The playbook they need, instead, is the one that worked during the First Wave, when the Internet was still young and skepticism was still high; when the barriers to entry were enormous, and when partnerships were a necessity to reaching your customers; when the regulatory system was coming to grips with a new reality and struggling to figure out the appropriate path forward.
I am writing this book today because we are living at a pivotal point in history, and I want to offer whatever perspective I can to ensure a bright future. I am writing this because the history of the First Wave has become increasingly important as a way to think about this future—how we plan for it, adapt to it, and seize upon its opportunity. And yet much of that story, including my own, remains untold.
I come to this from a variety of perspectives. As a startup entrepreneur, but with experience at a big company. As someone who’s never served full-time in government but has worked in and around government. I come to this as both an investor and an advocate, and as someone who gets Silicon Valley but was never of Silicon Valley.

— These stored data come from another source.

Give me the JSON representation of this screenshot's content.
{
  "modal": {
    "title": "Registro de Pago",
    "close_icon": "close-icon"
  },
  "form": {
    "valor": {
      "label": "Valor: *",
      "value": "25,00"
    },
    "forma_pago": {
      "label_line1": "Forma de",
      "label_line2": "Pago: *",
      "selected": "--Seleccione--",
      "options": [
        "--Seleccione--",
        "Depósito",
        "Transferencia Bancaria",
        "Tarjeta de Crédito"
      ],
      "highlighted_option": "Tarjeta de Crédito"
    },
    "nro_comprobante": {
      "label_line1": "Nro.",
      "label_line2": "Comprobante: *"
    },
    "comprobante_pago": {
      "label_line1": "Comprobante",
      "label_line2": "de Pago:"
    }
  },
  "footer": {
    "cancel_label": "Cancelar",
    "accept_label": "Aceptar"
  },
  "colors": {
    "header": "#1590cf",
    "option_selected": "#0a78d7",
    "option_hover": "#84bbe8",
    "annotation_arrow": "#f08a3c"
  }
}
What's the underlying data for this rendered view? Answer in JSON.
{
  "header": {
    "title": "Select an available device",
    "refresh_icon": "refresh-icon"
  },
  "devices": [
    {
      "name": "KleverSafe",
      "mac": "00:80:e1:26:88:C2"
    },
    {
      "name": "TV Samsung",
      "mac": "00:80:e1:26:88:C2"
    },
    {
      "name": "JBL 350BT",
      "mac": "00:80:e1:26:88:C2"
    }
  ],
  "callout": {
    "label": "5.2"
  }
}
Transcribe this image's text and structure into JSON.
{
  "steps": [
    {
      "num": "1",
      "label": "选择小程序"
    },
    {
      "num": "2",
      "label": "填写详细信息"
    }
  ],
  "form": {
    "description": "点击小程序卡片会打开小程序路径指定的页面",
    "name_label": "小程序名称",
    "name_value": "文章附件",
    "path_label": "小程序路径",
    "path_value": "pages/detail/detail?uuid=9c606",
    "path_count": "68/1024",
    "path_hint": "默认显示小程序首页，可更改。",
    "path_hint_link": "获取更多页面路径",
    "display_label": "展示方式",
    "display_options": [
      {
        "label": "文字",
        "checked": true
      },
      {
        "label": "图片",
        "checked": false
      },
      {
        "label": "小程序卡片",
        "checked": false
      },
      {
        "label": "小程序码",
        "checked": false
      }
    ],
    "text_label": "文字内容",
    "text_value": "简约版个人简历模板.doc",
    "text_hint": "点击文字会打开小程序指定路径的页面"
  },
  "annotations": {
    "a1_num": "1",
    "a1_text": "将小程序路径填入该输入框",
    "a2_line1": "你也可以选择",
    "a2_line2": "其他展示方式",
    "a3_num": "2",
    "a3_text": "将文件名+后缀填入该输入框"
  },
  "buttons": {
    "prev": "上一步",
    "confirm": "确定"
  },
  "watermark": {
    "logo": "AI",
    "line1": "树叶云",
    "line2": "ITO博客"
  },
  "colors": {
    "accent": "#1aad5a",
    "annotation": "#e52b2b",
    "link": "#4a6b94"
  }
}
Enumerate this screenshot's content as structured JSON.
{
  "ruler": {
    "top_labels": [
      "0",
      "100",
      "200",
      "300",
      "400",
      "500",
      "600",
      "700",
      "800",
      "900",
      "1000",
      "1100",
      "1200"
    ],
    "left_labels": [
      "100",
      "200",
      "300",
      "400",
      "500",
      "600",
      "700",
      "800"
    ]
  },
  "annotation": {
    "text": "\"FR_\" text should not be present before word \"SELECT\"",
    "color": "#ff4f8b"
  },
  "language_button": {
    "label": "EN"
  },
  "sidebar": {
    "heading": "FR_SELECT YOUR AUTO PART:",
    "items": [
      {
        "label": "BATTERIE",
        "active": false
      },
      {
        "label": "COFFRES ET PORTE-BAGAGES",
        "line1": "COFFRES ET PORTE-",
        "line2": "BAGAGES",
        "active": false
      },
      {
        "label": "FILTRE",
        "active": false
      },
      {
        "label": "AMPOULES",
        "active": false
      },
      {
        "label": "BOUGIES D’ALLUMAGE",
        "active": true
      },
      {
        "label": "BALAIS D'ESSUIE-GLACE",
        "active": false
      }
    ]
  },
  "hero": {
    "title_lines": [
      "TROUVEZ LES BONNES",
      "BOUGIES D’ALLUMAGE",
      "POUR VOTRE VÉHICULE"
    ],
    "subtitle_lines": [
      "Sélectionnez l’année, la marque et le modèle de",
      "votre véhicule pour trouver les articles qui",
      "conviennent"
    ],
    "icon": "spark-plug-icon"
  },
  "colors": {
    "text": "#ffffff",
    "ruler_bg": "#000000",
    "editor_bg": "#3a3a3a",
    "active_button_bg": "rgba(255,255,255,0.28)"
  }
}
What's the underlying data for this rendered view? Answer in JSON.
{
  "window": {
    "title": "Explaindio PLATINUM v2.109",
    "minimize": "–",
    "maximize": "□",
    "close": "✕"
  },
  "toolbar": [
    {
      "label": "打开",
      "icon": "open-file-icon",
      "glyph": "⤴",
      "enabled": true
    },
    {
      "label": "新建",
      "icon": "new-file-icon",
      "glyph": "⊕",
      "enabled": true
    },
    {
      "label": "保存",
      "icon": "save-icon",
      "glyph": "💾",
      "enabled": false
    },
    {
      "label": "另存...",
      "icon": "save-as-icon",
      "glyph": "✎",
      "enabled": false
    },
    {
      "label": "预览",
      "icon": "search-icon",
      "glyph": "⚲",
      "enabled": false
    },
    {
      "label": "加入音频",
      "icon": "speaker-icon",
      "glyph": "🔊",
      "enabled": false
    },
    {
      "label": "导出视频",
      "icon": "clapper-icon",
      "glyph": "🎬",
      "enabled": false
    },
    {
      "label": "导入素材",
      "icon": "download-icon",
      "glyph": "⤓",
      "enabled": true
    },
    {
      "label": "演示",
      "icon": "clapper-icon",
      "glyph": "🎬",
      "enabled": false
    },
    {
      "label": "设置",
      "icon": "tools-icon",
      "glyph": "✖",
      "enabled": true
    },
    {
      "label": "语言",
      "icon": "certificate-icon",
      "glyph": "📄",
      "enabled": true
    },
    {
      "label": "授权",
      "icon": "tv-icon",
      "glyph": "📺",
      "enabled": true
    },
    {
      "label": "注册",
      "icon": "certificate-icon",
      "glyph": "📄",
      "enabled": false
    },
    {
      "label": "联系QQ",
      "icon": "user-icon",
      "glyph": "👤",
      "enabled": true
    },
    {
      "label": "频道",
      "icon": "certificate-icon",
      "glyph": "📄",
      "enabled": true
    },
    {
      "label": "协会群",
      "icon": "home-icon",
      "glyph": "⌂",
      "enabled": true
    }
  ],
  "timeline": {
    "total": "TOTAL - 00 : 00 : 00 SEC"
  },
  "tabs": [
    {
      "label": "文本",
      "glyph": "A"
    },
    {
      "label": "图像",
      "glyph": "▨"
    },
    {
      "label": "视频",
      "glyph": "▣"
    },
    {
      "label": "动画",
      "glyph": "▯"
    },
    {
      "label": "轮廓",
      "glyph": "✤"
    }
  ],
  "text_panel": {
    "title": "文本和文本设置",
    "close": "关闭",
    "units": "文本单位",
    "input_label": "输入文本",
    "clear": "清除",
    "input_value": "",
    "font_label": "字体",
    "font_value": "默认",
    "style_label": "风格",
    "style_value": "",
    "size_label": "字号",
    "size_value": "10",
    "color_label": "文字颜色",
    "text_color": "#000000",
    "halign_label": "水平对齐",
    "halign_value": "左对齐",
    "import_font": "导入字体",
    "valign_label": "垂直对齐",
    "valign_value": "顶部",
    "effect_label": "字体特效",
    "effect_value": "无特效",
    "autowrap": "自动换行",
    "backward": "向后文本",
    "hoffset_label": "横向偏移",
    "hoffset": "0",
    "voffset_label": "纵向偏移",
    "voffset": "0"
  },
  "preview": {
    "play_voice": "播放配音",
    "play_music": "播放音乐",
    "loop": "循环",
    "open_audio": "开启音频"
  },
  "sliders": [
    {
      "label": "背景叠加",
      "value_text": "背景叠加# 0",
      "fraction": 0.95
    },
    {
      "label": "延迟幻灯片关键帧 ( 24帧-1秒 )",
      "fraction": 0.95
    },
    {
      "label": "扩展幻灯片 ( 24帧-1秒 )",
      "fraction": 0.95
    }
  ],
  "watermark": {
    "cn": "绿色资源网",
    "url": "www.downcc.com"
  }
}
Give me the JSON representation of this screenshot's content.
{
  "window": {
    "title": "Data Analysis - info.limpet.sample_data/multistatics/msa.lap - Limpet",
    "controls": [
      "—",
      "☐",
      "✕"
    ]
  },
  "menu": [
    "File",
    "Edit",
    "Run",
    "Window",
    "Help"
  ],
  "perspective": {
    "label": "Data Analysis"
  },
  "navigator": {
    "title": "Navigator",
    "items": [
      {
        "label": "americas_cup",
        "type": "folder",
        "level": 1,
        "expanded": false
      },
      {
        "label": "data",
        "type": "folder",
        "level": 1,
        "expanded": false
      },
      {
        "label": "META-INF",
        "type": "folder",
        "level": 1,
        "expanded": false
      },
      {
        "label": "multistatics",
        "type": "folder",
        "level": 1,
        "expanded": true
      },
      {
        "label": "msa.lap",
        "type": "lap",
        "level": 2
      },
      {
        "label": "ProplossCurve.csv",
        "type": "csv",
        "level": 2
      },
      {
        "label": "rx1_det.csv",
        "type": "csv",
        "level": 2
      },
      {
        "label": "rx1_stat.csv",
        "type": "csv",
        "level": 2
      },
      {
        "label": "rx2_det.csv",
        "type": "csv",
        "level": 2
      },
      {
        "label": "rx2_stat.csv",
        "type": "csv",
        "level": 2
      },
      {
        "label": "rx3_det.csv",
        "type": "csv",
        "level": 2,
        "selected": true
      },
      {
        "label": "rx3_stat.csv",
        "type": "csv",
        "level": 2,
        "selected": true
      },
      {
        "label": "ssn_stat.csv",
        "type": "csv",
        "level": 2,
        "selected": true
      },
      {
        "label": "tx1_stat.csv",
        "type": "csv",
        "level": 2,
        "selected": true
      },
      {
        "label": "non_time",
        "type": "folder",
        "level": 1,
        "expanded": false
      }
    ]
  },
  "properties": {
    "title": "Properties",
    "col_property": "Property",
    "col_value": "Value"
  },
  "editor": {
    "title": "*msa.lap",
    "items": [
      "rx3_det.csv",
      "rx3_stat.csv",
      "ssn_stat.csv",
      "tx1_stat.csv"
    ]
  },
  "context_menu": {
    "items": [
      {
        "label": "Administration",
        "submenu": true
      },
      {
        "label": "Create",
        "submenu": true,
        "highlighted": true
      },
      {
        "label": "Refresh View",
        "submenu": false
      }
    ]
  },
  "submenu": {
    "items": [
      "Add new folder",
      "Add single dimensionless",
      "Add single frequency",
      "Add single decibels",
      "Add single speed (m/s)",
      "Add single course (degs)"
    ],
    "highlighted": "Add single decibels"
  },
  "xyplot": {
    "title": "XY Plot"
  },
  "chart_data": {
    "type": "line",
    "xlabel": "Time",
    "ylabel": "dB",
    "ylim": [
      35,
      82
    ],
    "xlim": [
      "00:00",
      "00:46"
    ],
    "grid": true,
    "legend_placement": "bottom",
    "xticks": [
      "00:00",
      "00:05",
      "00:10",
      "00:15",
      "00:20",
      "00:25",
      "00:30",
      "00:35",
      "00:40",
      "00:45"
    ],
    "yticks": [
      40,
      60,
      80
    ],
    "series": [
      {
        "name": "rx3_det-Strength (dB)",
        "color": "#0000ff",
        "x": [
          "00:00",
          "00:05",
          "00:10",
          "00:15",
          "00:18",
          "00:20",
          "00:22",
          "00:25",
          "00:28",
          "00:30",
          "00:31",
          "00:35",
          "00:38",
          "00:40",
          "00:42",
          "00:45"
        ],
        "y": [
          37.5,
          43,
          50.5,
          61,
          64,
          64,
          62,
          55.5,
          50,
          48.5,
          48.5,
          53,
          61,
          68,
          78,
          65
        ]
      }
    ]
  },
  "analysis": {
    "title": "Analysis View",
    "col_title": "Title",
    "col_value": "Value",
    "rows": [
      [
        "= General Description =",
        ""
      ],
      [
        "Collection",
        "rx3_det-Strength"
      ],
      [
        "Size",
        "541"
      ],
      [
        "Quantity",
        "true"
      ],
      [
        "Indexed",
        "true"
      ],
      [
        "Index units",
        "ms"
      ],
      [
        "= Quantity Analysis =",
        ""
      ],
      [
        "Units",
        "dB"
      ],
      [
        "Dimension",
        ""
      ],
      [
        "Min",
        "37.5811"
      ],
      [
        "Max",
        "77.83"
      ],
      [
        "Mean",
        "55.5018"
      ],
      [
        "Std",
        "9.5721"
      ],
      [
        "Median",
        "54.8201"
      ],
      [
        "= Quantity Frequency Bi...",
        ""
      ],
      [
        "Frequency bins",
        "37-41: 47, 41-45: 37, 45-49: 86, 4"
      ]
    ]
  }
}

And so I aim to accomplish several things in this book. I want to tell you the story of how the consumer Internet was born, and how close companies like AOL came to not making it. I want to share my candid memories from behind the scenes—the details from a roller-coaster ride few have experienced. I want to tell you what it was like at the very top—and give you a view from the boardroom on the way down.
But I don’t want to do any of that in a vacuum. Each of these stories is meant to illustrate a broader thesis: that the lessons from the First Wave of the Internet will be integral to the Third. And so I want to zoom in on the Third Wave as well. I’ll describe what it will look like and how it will unfold, and give you a glimpse of the future it portends.